Another thing that bothers me about this case, is focus on how to come out of a racist encounter alive. I have read the online letters to unborn sons, advice to black boys about how to avoid being the next Trayvon Martin, but nothing I’ve read gives them advice on how to stay alive in a situation with a trigger man who looks just like him, and is filled with so much self-hatred-- a bi-product of racism that killed Trayvon and allows his killer to be free--that the shooter devalues anyone who looks like him? We’re teaching them how to navigate through the racial jungle, but what about the intra-racial jungle awaiting them?

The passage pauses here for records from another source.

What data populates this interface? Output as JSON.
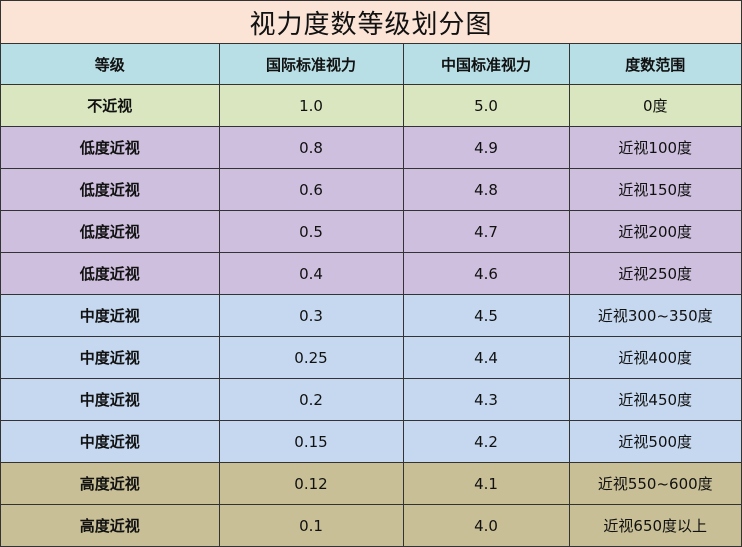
{
  "title": "视力度数等级划分图",
  "headers": [
    "等级",
    "国际标准视力",
    "中国标准视力",
    "度数范围"
  ],
  "rows": [
    {
      "grade": "不近视",
      "intl": "1.0",
      "cn": "5.0",
      "range": "0度",
      "tier": "none"
    },
    {
      "grade": "低度近视",
      "intl": "0.8",
      "cn": "4.9",
      "range": "近视100度",
      "tier": "low"
    },
    {
      "grade": "低度近视",
      "intl": "0.6",
      "cn": "4.8",
      "range": "近视150度",
      "tier": "low"
    },
    {
      "grade": "低度近视",
      "intl": "0.5",
      "cn": "4.7",
      "range": "近视200度",
      "tier": "low"
    },
    {
      "grade": "低度近视",
      "intl": "0.4",
      "cn": "4.6",
      "range": "近视250度",
      "tier": "low"
    },
    {
      "grade": "中度近视",
      "intl": "0.3",
      "cn": "4.5",
      "range": "近视300~350度",
      "tier": "mid"
    },
    {
      "grade": "中度近视",
      "intl": "0.25",
      "cn": "4.4",
      "range": "近视400度",
      "tier": "mid"
    },
    {
      "grade": "中度近视",
      "intl": "0.2",
      "cn": "4.3",
      "range": "近视450度",
      "tier": "mid"
    },
    {
      "grade": "中度近视",
      "intl": "0.15",
      "cn": "4.2",
      "range": "近视500度",
      "tier": "mid"
    },
    {
      "grade": "高度近视",
      "intl": "0.12",
      "cn": "4.1",
      "range": "近视550~600度",
      "tier": "high"
    },
    {
      "grade": "高度近视",
      "intl": "0.1",
      "cn": "4.0",
      "range": "近视650度以上",
      "tier": "high"
    }
  ],
  "colors": {
    "title_bg": "#fbe3d6",
    "header_bg": "#b8dfe6",
    "none": "#d9e6bf",
    "low": "#cdbfdd",
    "mid": "#c5d8ef",
    "high": "#c8bf97"
  }
}
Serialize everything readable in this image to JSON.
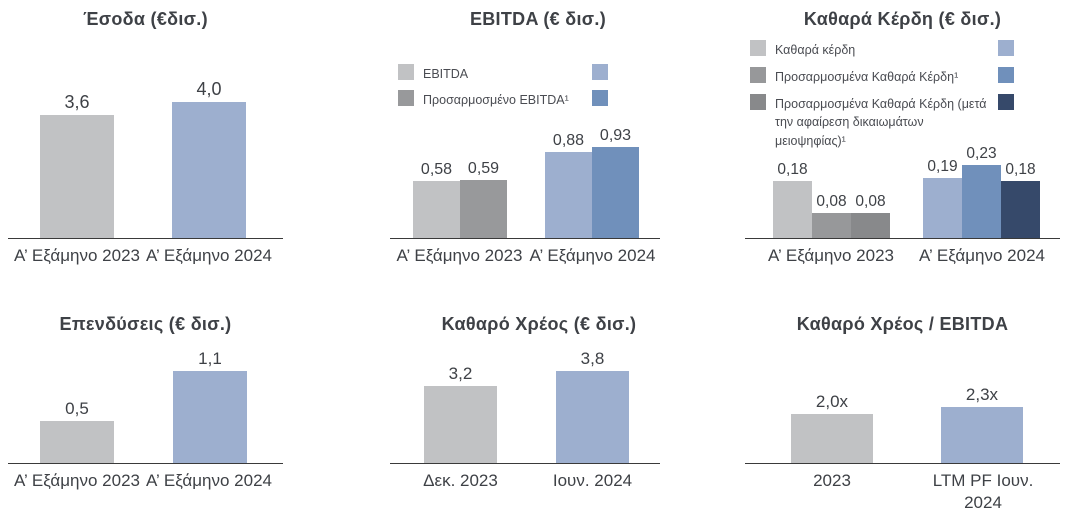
{
  "page": {
    "background": "#ffffff",
    "text_color": "#3e4146",
    "axis_color": "#3a3a3a"
  },
  "palette": {
    "gray_light": "#c1c2c4",
    "gray_medium": "#98999b",
    "gray_dark": "#88898b",
    "blue_light": "#9dafcf",
    "blue_medium": "#7090bb",
    "blue_dark": "#36496a"
  },
  "chart_data": [
    {
      "type": "bar",
      "title": "Έσοδα (€δισ.)",
      "categories": [
        "Α’ Εξάμηνο 2023",
        "Α’ Εξάμηνο 2024"
      ],
      "series": [
        {
          "name": "Έσοδα",
          "values": [
            3.6,
            4.0
          ],
          "labels": [
            "3,6",
            "4,0"
          ],
          "colors": [
            "#c1c2c4",
            "#9dafcf"
          ]
        }
      ],
      "ylim": [
        0,
        4.7
      ],
      "grid": false,
      "legend_position": "none"
    },
    {
      "type": "bar",
      "title": "EBITDA (€ δισ.)",
      "categories": [
        "Α’ Εξάμηνο 2023",
        "Α’ Εξάμηνο 2024"
      ],
      "series": [
        {
          "name": "EBITDA",
          "values": [
            0.58,
            0.88
          ],
          "labels": [
            "0,58",
            "0,88"
          ],
          "colors": [
            "#c1c2c4",
            "#9dafcf"
          ]
        },
        {
          "name": "Προσαρμοσμένο EBITDA¹",
          "values": [
            0.59,
            0.93
          ],
          "labels": [
            "0,59",
            "0,93"
          ],
          "colors": [
            "#98999b",
            "#7090bb"
          ]
        }
      ],
      "ylim": [
        0,
        1.18
      ],
      "grid": false,
      "legend_position": "upper-left",
      "legend": {
        "rows": [
          {
            "label": "EBITDA",
            "left_color": "#c1c2c4",
            "right_color": "#9dafcf"
          },
          {
            "label": "Προσαρμοσμένο EBITDA¹",
            "left_color": "#98999b",
            "right_color": "#7090bb"
          }
        ]
      }
    },
    {
      "type": "bar",
      "title": "Καθαρά Κέρδη (€ δισ.)",
      "categories": [
        "Α’ Εξάμηνο 2023",
        "Α’ Εξάμηνο 2024"
      ],
      "series": [
        {
          "name": "Καθαρά κέρδη",
          "values": [
            0.18,
            0.19
          ],
          "labels": [
            "0,18",
            "0,19"
          ],
          "colors": [
            "#c1c2c4",
            "#9dafcf"
          ]
        },
        {
          "name": "Προσαρμοσμένα Καθαρά Κέρδη¹",
          "values": [
            0.08,
            0.23
          ],
          "labels": [
            "0,08",
            "0,23"
          ],
          "colors": [
            "#97989a",
            "#7090bb"
          ]
        },
        {
          "name": "Προσαρμοσμένα Καθαρά Κέρδη (μετά την αφαίρεση δικαιωμάτων μειοψηφίας)¹",
          "values": [
            0.08,
            0.18
          ],
          "labels": [
            "0,08",
            "0,18"
          ],
          "colors": [
            "#88898b",
            "#36496a"
          ]
        }
      ],
      "ylim": [
        0,
        0.3
      ],
      "grid": false,
      "legend_position": "upper-left",
      "legend": {
        "rows": [
          {
            "label": "Καθαρά κέρδη",
            "left_color": "#c1c2c4",
            "right_color": "#9dafcf"
          },
          {
            "label": "Προσαρμοσμένα Καθαρά Κέρδη¹",
            "left_color": "#97989a",
            "right_color": "#7090bb"
          },
          {
            "label": "Προσαρμοσμένα Καθαρά Κέρδη (μετά την αφαίρεση δικαιωμάτων μειοψηφίας)¹",
            "left_color": "#88898b",
            "right_color": "#36496a"
          }
        ]
      }
    },
    {
      "type": "bar",
      "title": "Επενδύσεις (€ δισ.)",
      "categories": [
        "Α’ Εξάμηνο 2023",
        "Α’ Εξάμηνο 2024"
      ],
      "series": [
        {
          "name": "Επενδύσεις",
          "values": [
            0.5,
            1.1
          ],
          "labels": [
            "0,5",
            "1,1"
          ],
          "colors": [
            "#c1c2c4",
            "#9dafcf"
          ]
        }
      ],
      "ylim": [
        0,
        1.37
      ],
      "grid": false,
      "legend_position": "none"
    },
    {
      "type": "bar",
      "title": "Καθαρό Χρέος (€ δισ.)",
      "categories": [
        "Δεκ. 2023",
        "Ιουν. 2024"
      ],
      "series": [
        {
          "name": "Καθαρό Χρέος",
          "values": [
            3.2,
            3.8
          ],
          "labels": [
            "3,2",
            "3,8"
          ],
          "colors": [
            "#c1c2c4",
            "#9dafcf"
          ]
        }
      ],
      "ylim": [
        0,
        4.75
      ],
      "grid": false,
      "legend_position": "none"
    },
    {
      "type": "bar",
      "title": "Καθαρό Χρέος / EBITDA",
      "categories": [
        "2023",
        "LTM PF Ιουν. 2024"
      ],
      "series": [
        {
          "name": "Καθαρό Χρέος / EBITDA",
          "values": [
            2.0,
            2.3
          ],
          "labels": [
            "2,0x",
            "2,3x"
          ],
          "colors": [
            "#c1c2c4",
            "#9dafcf"
          ]
        }
      ],
      "ylim": [
        0,
        3.27
      ],
      "grid": false,
      "legend_position": "none"
    }
  ]
}
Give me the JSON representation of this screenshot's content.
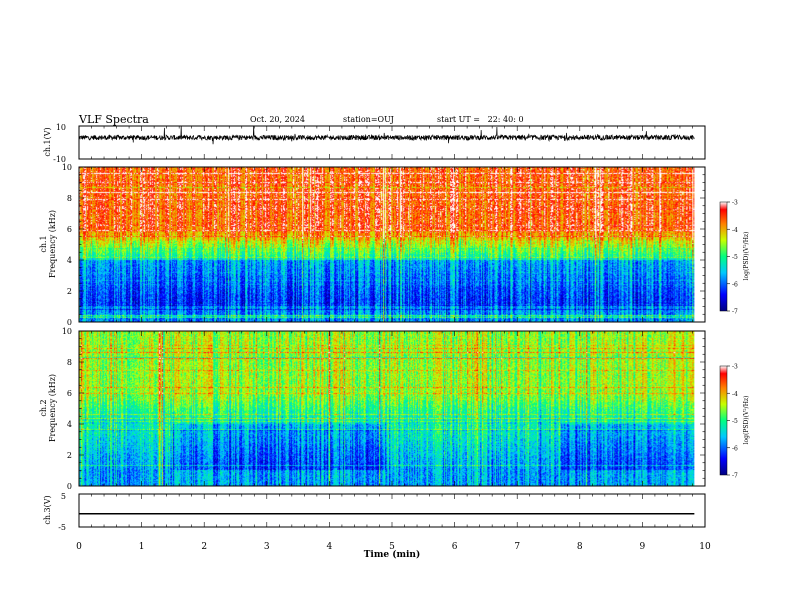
{
  "header": {
    "title": "VLF Spectra",
    "date": "Oct. 20, 2024",
    "station": "station=OUJ",
    "start_ut": "start UT =   22: 40: 0"
  },
  "colors": {
    "waveform": "#000000",
    "axes": "#000000",
    "colormap": [
      "#000080",
      "#0000ff",
      "#00c8ff",
      "#00ff80",
      "#c8ff00",
      "#ff8000",
      "#ff0000",
      "#ffffff"
    ]
  },
  "chart_data": [
    {
      "type": "line",
      "panel": "waveform-ch1",
      "ylabel": "ch.1(V)",
      "ylim": [
        -10,
        10
      ],
      "yticks": [
        "10",
        "-10"
      ],
      "xlim": [
        0,
        10
      ],
      "grid": false,
      "description_values": {
        "baseline": 3,
        "noise_amplitude": 1.5
      }
    },
    {
      "type": "heatmap",
      "panel": "spectrogram-ch1",
      "ylabel": [
        "ch.1",
        "Frequency (kHz)"
      ],
      "ylim": [
        0,
        10
      ],
      "yticks": [
        "0",
        "2",
        "4",
        "6",
        "8",
        "10"
      ],
      "xlim": [
        0,
        10
      ],
      "data_end_min": 9.83,
      "colorbar": {
        "label": "log(PSD)(V²/Hz)",
        "ticks": [
          "-3",
          "-4",
          "-5",
          "-6",
          "-7"
        ],
        "range": [
          -7,
          -3
        ]
      }
    },
    {
      "type": "heatmap",
      "panel": "spectrogram-ch2",
      "ylabel": [
        "ch.2",
        "Frequency (kHz)"
      ],
      "ylim": [
        0,
        10
      ],
      "yticks": [
        "0",
        "2",
        "4",
        "6",
        "8",
        "10"
      ],
      "xlim": [
        0,
        10
      ],
      "data_end_min": 9.83,
      "colorbar": {
        "label": "log(PSD)(V²/Hz)",
        "ticks": [
          "-3",
          "-4",
          "-5",
          "-6",
          "-7"
        ],
        "range": [
          -7,
          -3
        ]
      }
    },
    {
      "type": "line",
      "panel": "waveform-ch3",
      "ylabel": "ch.3(V)",
      "ylim": [
        -5,
        5
      ],
      "yticks": [
        "5",
        "-5"
      ],
      "xlim": [
        0,
        10
      ],
      "x": [
        0,
        9.83
      ],
      "y": [
        -1,
        -1
      ]
    }
  ],
  "xaxis": {
    "label": "Time (min)",
    "ticks": [
      "0",
      "1",
      "2",
      "3",
      "4",
      "5",
      "6",
      "7",
      "8",
      "9",
      "10"
    ]
  }
}
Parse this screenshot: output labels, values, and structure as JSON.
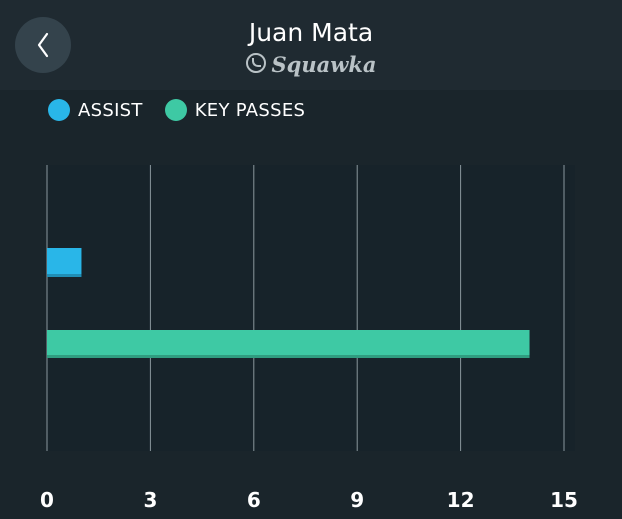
{
  "header": {
    "title": "Juan Mata",
    "brand": "Squawka"
  },
  "icons": {
    "back": "chevron-left-icon",
    "brand": "squawka-logo-icon"
  },
  "legend": [
    {
      "label": "ASSIST",
      "color": "#29b6e8"
    },
    {
      "label": "KEY PASSES",
      "color": "#3ec9a4"
    }
  ],
  "chart_data": {
    "type": "bar",
    "orientation": "horizontal",
    "title": "",
    "xlabel": "",
    "ylabel": "",
    "categories": [
      "ASSIST",
      "KEY PASSES"
    ],
    "values": [
      1,
      14
    ],
    "colors": [
      "#29b6e8",
      "#3ec9a4"
    ],
    "xlim": [
      0,
      15
    ],
    "ticks": [
      0,
      3,
      6,
      9,
      12,
      15
    ],
    "grid": "vertical",
    "legend_position": "top-left"
  }
}
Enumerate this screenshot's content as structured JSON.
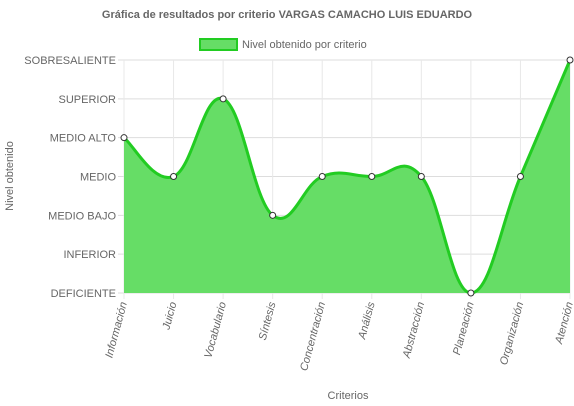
{
  "chart_data": {
    "type": "area",
    "title": "Gráfica de resultados por criterio VARGAS CAMACHO LUIS EDUARDO",
    "xlabel": "Criterios",
    "ylabel": "Nivel obtenido",
    "categories": [
      "Información",
      "Juicio",
      "Vocabulario",
      "Síntesis",
      "Concentración",
      "Análisis",
      "Abstracción",
      "Planeación",
      "Organización",
      "Atención"
    ],
    "y_levels": [
      "DEFICIENTE",
      "INFERIOR",
      "MEDIO BAJO",
      "MEDIO",
      "MEDIO ALTO",
      "SUPERIOR",
      "SOBRESALIENTE"
    ],
    "ylim": [
      0,
      6
    ],
    "series": [
      {
        "name": "Nivel obtenido por criterio",
        "values": [
          4,
          3,
          5,
          2,
          3,
          3,
          3,
          0,
          3,
          6
        ]
      }
    ],
    "legend": "top-center",
    "grid": true,
    "colors": {
      "fill": "#66dd66",
      "stroke": "#22cc22",
      "point_fill": "#ffffff",
      "point_stroke": "#333333"
    }
  }
}
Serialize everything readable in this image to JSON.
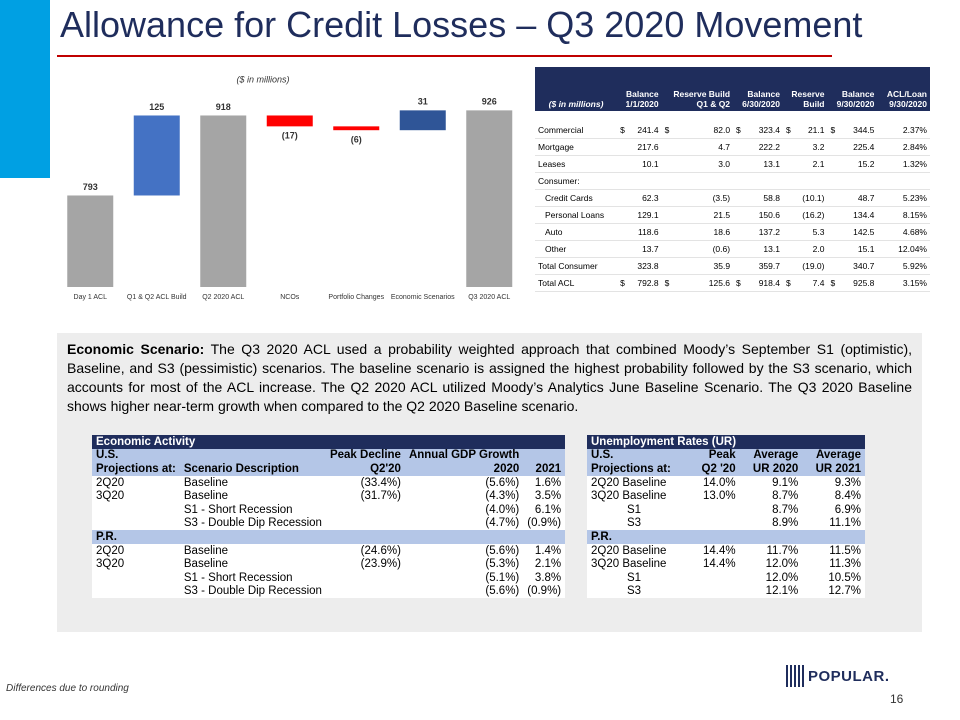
{
  "header": {
    "title": "Allowance for Credit Losses – Q3 2020 Movement"
  },
  "chart_data": {
    "type": "waterfall",
    "subtitle": "($ in millions)",
    "categories": [
      "Day 1 ACL",
      "Q1 & Q2 ACL Build",
      "Q2 2020 ACL",
      "NCOs",
      "Portfolio Changes",
      "Economic Scenarios",
      "Q3 2020 ACL"
    ],
    "values": [
      793,
      125,
      918,
      -17,
      -6,
      31,
      926
    ],
    "value_labels": [
      "793",
      "125",
      "918",
      "(17)",
      "(6)",
      "31",
      "926"
    ],
    "totals": [
      true,
      false,
      true,
      false,
      false,
      false,
      true
    ],
    "colors": [
      "#a5a5a5",
      "#4472c4",
      "#a5a5a5",
      "#ff0000",
      "#ff0000",
      "#2f5597",
      "#a5a5a5"
    ],
    "ylim": [
      650,
      1000
    ]
  },
  "acl_table": {
    "columns": [
      {
        "lines": [
          "($ in millions)"
        ]
      },
      {
        "lines": [
          "Balance",
          "1/1/2020"
        ]
      },
      {
        "lines": [
          "Reserve Build",
          "Q1 & Q2"
        ]
      },
      {
        "lines": [
          "Balance",
          "6/30/2020"
        ]
      },
      {
        "lines": [
          "Reserve",
          "Build"
        ]
      },
      {
        "lines": [
          "Balance",
          "9/30/2020"
        ]
      },
      {
        "lines": [
          "ACL/Loan",
          "9/30/2020"
        ]
      }
    ],
    "rows": [
      {
        "label": "Commercial",
        "cells": [
          {
            "sign": "$",
            "value": "241.4"
          },
          {
            "sign": "$",
            "value": "82.0"
          },
          {
            "sign": "$",
            "value": "323.4"
          },
          {
            "sign": "$",
            "value": "21.1"
          },
          {
            "sign": "$",
            "value": "344.5"
          },
          "2.37%"
        ]
      },
      {
        "label": "Mortgage",
        "cells": [
          "217.6",
          "4.7",
          "222.2",
          "3.2",
          "225.4",
          "2.84%"
        ]
      },
      {
        "label": "Leases",
        "cells": [
          "10.1",
          "3.0",
          "13.1",
          "2.1",
          "15.2",
          "1.32%"
        ]
      },
      {
        "label": "Consumer:",
        "cells": []
      },
      {
        "label": "Credit Cards",
        "indent": true,
        "cells": [
          "62.3",
          "(3.5)",
          "58.8",
          "(10.1)",
          "48.7",
          "5.23%"
        ]
      },
      {
        "label": "Personal Loans",
        "indent": true,
        "cells": [
          "129.1",
          "21.5",
          "150.6",
          "(16.2)",
          "134.4",
          "8.15%"
        ]
      },
      {
        "label": "Auto",
        "indent": true,
        "cells": [
          "118.6",
          "18.6",
          "137.2",
          "5.3",
          "142.5",
          "4.68%"
        ]
      },
      {
        "label": "Other",
        "indent": true,
        "cells": [
          "13.7",
          "(0.6)",
          "13.1",
          "2.0",
          "15.1",
          "12.04%"
        ]
      },
      {
        "label": "Total Consumer",
        "cells": [
          "323.8",
          "35.9",
          "359.7",
          "(19.0)",
          "340.7",
          "5.92%"
        ]
      },
      {
        "label": "Total ACL",
        "cells": [
          {
            "sign": "$",
            "value": "792.8"
          },
          {
            "sign": "$",
            "value": "125.6"
          },
          {
            "sign": "$",
            "value": "918.4"
          },
          {
            "sign": "$",
            "value": "7.4"
          },
          {
            "sign": "$",
            "value": "925.8"
          },
          "3.15%"
        ]
      }
    ]
  },
  "scenario_text": {
    "lead": "Economic Scenario:",
    "body": "The Q3 2020 ACL used a probability weighted approach that combined Moody’s September S1 (optimistic), Baseline, and S3 (pessimistic) scenarios. The baseline scenario is assigned the highest probability followed by the S3 scenario, which accounts for most of the ACL increase. The Q2 2020 ACL utilized Moody’s Analytics June Baseline Scenario. The Q3 2020 Baseline shows higher near-term growth when compared to the Q2 2020 Baseline scenario."
  },
  "economic_table": {
    "title": "Economic Activity",
    "header_rows": [
      [
        "U.S.",
        null,
        "Peak Decline",
        "Annual GDP Growth",
        null
      ],
      [
        "Projections at:",
        "Scenario Description",
        "Q2'20",
        "2020",
        "2021"
      ]
    ],
    "sections": [
      {
        "name": null,
        "rows": [
          [
            "2Q20",
            "Baseline",
            "(33.4%)",
            "(5.6%)",
            "1.6%"
          ],
          [
            "3Q20",
            "Baseline",
            "(31.7%)",
            "(4.3%)",
            "3.5%"
          ],
          [
            null,
            "S1 - Short Recession",
            null,
            "(4.0%)",
            "6.1%"
          ],
          [
            null,
            "S3 - Double Dip Recession",
            null,
            "(4.7%)",
            "(0.9%)"
          ]
        ]
      },
      {
        "name": "P.R.",
        "rows": [
          [
            "2Q20",
            "Baseline",
            "(24.6%)",
            "(5.6%)",
            "1.4%"
          ],
          [
            "3Q20",
            "Baseline",
            "(23.9%)",
            "(5.3%)",
            "2.1%"
          ],
          [
            null,
            "S1 - Short Recession",
            null,
            "(5.1%)",
            "3.8%"
          ],
          [
            null,
            "S3 - Double Dip Recession",
            null,
            "(5.6%)",
            "(0.9%)"
          ]
        ]
      }
    ]
  },
  "unemployment_table": {
    "title": "Unemployment Rates (UR)",
    "header_rows": [
      [
        "U.S.",
        "Peak",
        "Average",
        "Average"
      ],
      [
        "Projections at:",
        "Q2 '20",
        "UR 2020",
        "UR 2021"
      ]
    ],
    "sections": [
      {
        "name": null,
        "rows": [
          [
            "2Q20 Baseline",
            "14.0%",
            "9.1%",
            "9.3%"
          ],
          [
            "3Q20 Baseline",
            "13.0%",
            "8.7%",
            "8.4%"
          ],
          [
            "S1",
            null,
            "8.7%",
            "6.9%"
          ],
          [
            "S3",
            null,
            "8.9%",
            "11.1%"
          ]
        ]
      },
      {
        "name": "P.R.",
        "rows": [
          [
            "2Q20 Baseline",
            "14.4%",
            "11.7%",
            "11.5%"
          ],
          [
            "3Q20 Baseline",
            "14.4%",
            "12.0%",
            "11.3%"
          ],
          [
            "S1",
            null,
            "12.0%",
            "10.5%"
          ],
          [
            "S3",
            null,
            "12.1%",
            "12.7%"
          ]
        ]
      }
    ]
  },
  "footer": {
    "note": "Differences due to rounding",
    "page": "16",
    "logo": "POPULAR."
  }
}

When George Zimmerman is charged, and the symbolic hoodies come off, then what? Will we go back to life before Trayvon just like we did with Troy Davis? We were outraged when Darion Albert, the Fenger High School student was beaten to death, but how much has changed? Is there a safer passage going to and from schools today? Do we know? Do we care? Darion’s death was thrust into the spotlight when the video of his beating went viral. But he would have been another casualty of urban violence had not the world been watching Chicago in its Olympic bid.
Is this a galvanizing movement for much needed social change in this country or is this just another trending topic for the day? Where do we go from here?